Fast forward fourteen years since I entered the workforce and here I am with a marriage, two children, and a household to manage. Yes, I am lucky to have a great husband and devoted father as my partner, but I’ve noticed there are fewer and fewer women like me at work; what’s worse, the ones that I think are more like me are disappearing. The “power couple” with children: are we an endangered species? Think I’m imagining this? Just look at my entire history of female bosses since 2002:
- First boss ever: Lovely woman, early 40s, never married, and available for work 24/7 unless she was on a cruise vacation.

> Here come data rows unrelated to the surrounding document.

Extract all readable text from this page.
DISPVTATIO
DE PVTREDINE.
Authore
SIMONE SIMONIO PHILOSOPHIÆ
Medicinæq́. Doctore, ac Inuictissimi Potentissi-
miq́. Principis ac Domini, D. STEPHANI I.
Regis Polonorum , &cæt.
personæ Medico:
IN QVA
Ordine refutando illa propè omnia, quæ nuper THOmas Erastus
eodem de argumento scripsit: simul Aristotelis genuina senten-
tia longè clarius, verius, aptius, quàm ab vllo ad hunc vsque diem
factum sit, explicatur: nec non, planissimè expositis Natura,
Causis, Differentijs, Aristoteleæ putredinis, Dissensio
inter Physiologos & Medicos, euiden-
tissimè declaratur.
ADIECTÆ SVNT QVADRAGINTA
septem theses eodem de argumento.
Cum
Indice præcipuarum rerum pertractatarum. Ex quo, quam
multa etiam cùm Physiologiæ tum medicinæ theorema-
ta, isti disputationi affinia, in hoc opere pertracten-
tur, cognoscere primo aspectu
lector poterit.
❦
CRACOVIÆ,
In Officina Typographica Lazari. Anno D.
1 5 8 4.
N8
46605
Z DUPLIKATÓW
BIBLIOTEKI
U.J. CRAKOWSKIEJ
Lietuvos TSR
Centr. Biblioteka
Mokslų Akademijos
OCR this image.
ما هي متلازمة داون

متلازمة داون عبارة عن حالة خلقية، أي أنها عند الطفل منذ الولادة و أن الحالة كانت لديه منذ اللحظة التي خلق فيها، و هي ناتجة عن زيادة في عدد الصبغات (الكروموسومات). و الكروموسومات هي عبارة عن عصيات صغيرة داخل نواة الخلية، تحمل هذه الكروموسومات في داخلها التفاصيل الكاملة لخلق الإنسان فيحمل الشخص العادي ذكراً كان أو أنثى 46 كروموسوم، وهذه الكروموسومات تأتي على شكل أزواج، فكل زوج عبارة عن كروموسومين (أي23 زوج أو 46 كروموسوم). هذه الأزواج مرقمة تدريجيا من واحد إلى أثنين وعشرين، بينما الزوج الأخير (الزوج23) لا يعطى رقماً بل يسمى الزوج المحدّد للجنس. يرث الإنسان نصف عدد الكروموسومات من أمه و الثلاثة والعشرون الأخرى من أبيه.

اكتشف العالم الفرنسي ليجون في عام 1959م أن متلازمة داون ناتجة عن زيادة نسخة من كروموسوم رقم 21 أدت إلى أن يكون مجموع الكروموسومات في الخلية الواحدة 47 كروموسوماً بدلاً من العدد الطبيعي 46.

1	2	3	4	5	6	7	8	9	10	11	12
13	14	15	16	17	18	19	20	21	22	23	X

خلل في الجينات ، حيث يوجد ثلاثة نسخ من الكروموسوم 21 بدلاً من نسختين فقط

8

- Second boss: Also a lovely woman, late 30’s, USC MBA, sister of a well known celebrity, totally single, and available for work 24/7 when not needing to be available to support celebrity sister.
- Third boss: Mid 20’s, got married 2 months after I stopped working for her, available for work 24/7 (she had traveled to South Africa 4 times just for work within one year). I heard that a few years after marriage she wasn’t working anymore… and had left heavy travel job she had.
- Fourth boss: Sweetest woman ever – and maybe the only one closest to my situation. Had just come back from maternity leave, watched out for me, insisted on me having a life and time outside of work. Tried so hard to get to the next level but didn’t happen while I worked for her. She regularly negotiated with her husband for baby coverage nights we had to stay late. Had two more kids after I stopped working for her. She’s still gunning for that same promotion, ten years later.
- Fifth boss: Had come back from maternity leave and instead of being placed into her old job was put into a newly created role. She tried her best to hack the hours required, but she couldn’t work like that and still pick up her kids on time. She (and everyone else) sort of knew she was in a waiting room. Heard she got axed not long after I stopped working there.
- Sixth boss: No kids, married to both her husband and her job. Promoted repeatedly. Nice person, but really married to the job.
- Seventh boss: Got married while I was working for her. Got pregnant while I was out on maternity. I didn’t come back to work for her. She’s still working, but shifted to a 4 day a week role with 1 day from home. Husband is in finance and an entrepreneur.
- Eighth boss: Amazing women, and rockstar at work. Husband had a flexible job that allowed for her to focus on building her career significantly. The conflict between work and life was still there, but she managed with husband’s flexibility and extended support system help.
- Ninth boss: Also an amazing woman with a husband with a super flexible job to take on lead parent role.
I leave out some of the other women I used to work with or for (indirectly), like a VP who ended up forgoing it all to move into consulting after trying to balance a husband with a high flying career and two kids, along with her VP job.
The dual income family where both parents’ careers are vital and demanding isn’t as common as we think. Yesterday we had some friends visiting – their youngest is 8 months. Her mother told me after childcare expenses, she’s actually paying to just keep her job and stay in the work force: staying in a job with two kids and the associated childcare expenses leaves her net negative. I told her that I feel like our situations are more the minority than we’d like to think. I can count the other dual income families I know with both parents working demanding jobs on just one hand. Her husband agreed. He said that most people realize that you can’t have two career driven parents without oodles of money for help unless you’re OK with the children suffering. I’m not sure that’s entirely true, but many days – it sure feels that way. What’s more, once I get past the first (and arguably the most grueling) ten years, I’m not sure I’m going to still be motivated to chase a career at the expense of other interests and loves that I have put on hold for so long. I may just be OK with wherever I am at that point.
This explains why so much of the advice for women at work seems to resonate most with a very particular type of woman in a very particular type of life situation. What’s fascinating is that many women who do take the advice to chase their careers early on reach a road block wrought with confusion and disillusionment when they do become parents but their careers aren’t quite where they hoped or planned for them to be at that point. I wonder why we’re not more forthcoming with our advice around being a working parent: what it’s like, and what it really takes to make it work – particularly if you’re in a dual income relationship.
A friend of mine is a lactation consultant and in discussion around about this predicament she likened it to breast feeding: for most it’s so hard to do, and really just downright miserable, if we didn’t only focus on the good stuff like why it’s so great for the baby and the mother and why it’s so much cheaper, and that you’ll lose weight – with all the other stuff they have going on, new mother’s just wouldn’t do it if there was any sort of other viable option. Now, this makes a lot of sense. When I had my first child, I remember the most ardent supporters of breastfeeding were women who had never done it themselves. In fact, a number of pediatrician friends who recently had children admitted that they felt terrible for the pressure they put on new mothers to breastfeed exclusively, as they themselves couldn’t do it when it was their turn.
I guess if we told parents-to-be that unless they have oodles of money, a hyper flexible job, or were the big boss themselves, working with kids means constant sleep deprivation, no personal time, constant juggling, and being an easy target to any ultra competitive co-workers, I’m not sure many would come back to work. But, on the flip side, even without us emphasizing that part, the anecdotal numbers show it – in the 24/7 workplace, we’re truly a dying breed.